Some of this is because of who the landlord is: a fellow human being. But that might be changing.
“Individuals still dominate as single-family rental landlords, but companies and corporations are taking a bigger share of the pie,” Rani Molla writes for Recode. “In 2018, the last available year for this data from the US census, companies and partnerships made up about 16 percent of single-family rental ownership while real estate corporations and real estate investment trusts controlled a growing 2.3 percent. Now about 20 percent of all home-buying activity is from investors.”
Molla notes that SFRl equities, like those for Invitation Homes and American Homes 4 Rent, are at all-time highs.
Potential Pitfalls Within the Single-family Market
Still, no business environment is ever perfect, and that goes for SFRs. There are always risks on the horizon.
The one that’s grabbing headlines today is the delta variant of covid-19. Frequent flyers have joked for decades that Delta is an acronym for “Don’t Expect Luggage To Arrive”. So who knows?
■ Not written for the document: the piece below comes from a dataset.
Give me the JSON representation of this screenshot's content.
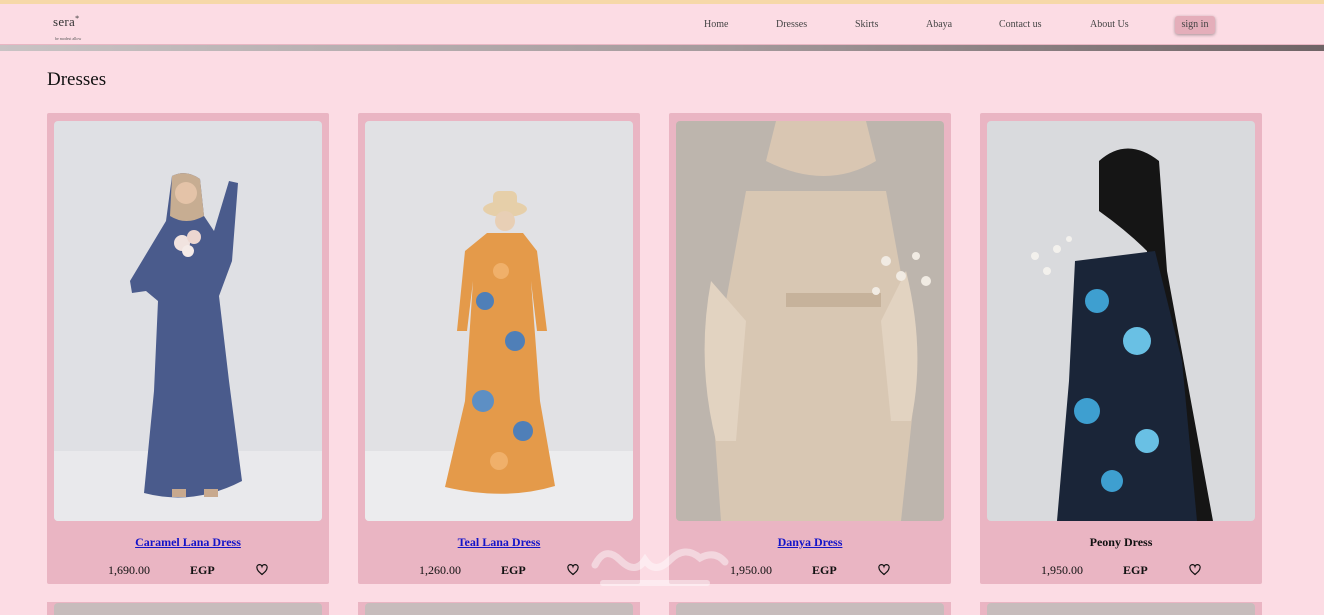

Maybe virologists have a dark enough sense of humor to suggest it stands for “Don’t Expect Lethality To Alleviate”. We could be in for another mini-recession if we have to lock down again due to the delta strain.
Another macroeconomic concern is interest rates. They’re low now and probably will remain so through the end of next year or maybe the year after that. But they have to go up sooner or later, and that has a tendency to tamp down the entire Real Estate sector.
But the biggest factor is the bidding war engendered by the limited supply of SFR stock. It has developers, institutions, and single-family homebuyers crowding each other out.
Still, the biggest long-term concern for people investing in SFRs ought to be consumer behavior. While the data suggest that Millennials have a “preference” for renting a home as opposed to buying one, maybe you should ask some. They might tell you that they “prefer” to live in a rental rather than an owner-occupied property in much the same way their parents “prefer” to live in a split ranch rather than Buckingham Palace.